The Add Source option in the MobileTogether Designer provides access to specialized dialogs to provide the details for REST, SOAP, and HTTP requests. In this blog post we describe how to implement a REST request to look up elevation data for coordinates supplied as latitude and longitude.
GPS data can be both convenient and frustrating. If a mobile app runs GPS tracking continuously, the user can be flooded with data every few seconds and the battery in the device drains rapidly. Also, GPS systems are extremely accurate for logging x/y coordinates, but are inaccurate when reporting elevation. If we want to record elevation changes from the bottom to the top of a hill, for instance, we need a better solution.
Using the MobileTogether Designer, we can create a cross-platform mobile app to let end users collect data for individual locations on demand, we can extract the coordinates for each point, and look up accurate elevation data using the USGS Point Query Web service described at the USGS Web site.
First, we can try out the Web service in a Web browser at the URL http://ned.usgs.gov/epqs
We simply provide a set of coordinates, select units and output data types, and click Get Elevation. The Elevation Point Query Service returns the result below:
Two interesting features of this result are the URL generated in the result window, which we can use as a template to specify the REST Service data source in MobileTogether, and the body of the result showing the XML structure. Here is the expanded URL:
To add the REST service as a page source for a mobile app, we can paste the URL into the MobileTogether RESTful API Request dialog and substitute parameters for the x- and y- coordinates. We will also use a parameter for units to let the user choose feet or meters.

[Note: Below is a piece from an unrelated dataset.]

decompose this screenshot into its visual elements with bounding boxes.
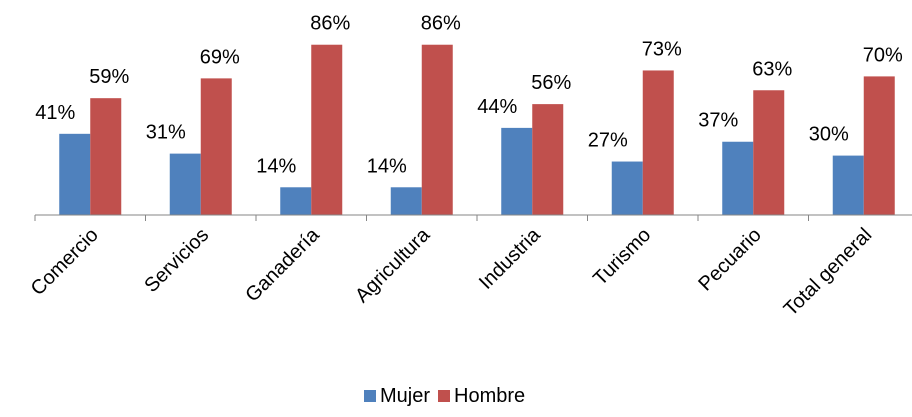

In our app, the coordinates are read by an Action Group and variables defined as persistent data are updated with the longitude and latitude values.
These values are then supplied as parameters for the GET request, as defined by XPath expressions in the Value column of the Parameters table. The MobileTogether Designer integrated Help system includes extensive documentation of REST Services options and settings, including support for HTTP Header Fields and HTTP Multipart Content required by some services.
When we close the dialog, a new data source corresponding to the REST request is automatically added to the page sources window. Right-clicking the new data source opens a context menu where one option is “Import structure from XML.” This opens a file dialog where you can either specify a physical file or you can paste the original example URL with embedded parameter values to grab the structure directly from the REST service. Either way, the Page Sources structure is updated with nodes that correspond to the query result:
If you prefer to work with JSON data instead of XML, simply choose JSON in the RESTful API Request dialog and revise the URL to select JSON data from the Web service. The context menu will offer “Import structure from JSON” and everything else in the MobileTogether Designer works the same way.
The image below shows the main display of the completed app. In the screen on the left, the app has just been launched and is waiting for the user to enable GPS tracking by clicking one of the radio buttons. On the right, the GPS is turned on and the Update Location button is displayed. The user clicks this button to capture a coordinate pair, and the app executes the REST request to get the corresponding elevation.
The app then turns off GPS tracking to reduce power consumption and updates the display with the new location:
The buttons labeled Show Address and Map expand the view with more information about the latest coordinates. A Settings page lets the user select preferences and save sets of coordinates in gpx files, and the completed app also includes a Details page that displays the raw GPS data for the latest recorded point.
If you would like to examine the app for yourself, download the MobileTogether Designer – it’s free to use – and get a copy of the geolocation app and associated files on GitHub at https://github.com/altova/MobileTogether-geolocation-example. You can run it in the Simulator built into the MobileTogether Designer and preview the app as it looks on Android, iOS, Windows Phone, and more. We even included a data file with coordinates to simulate a moving mobile device as the app runs in the Designer.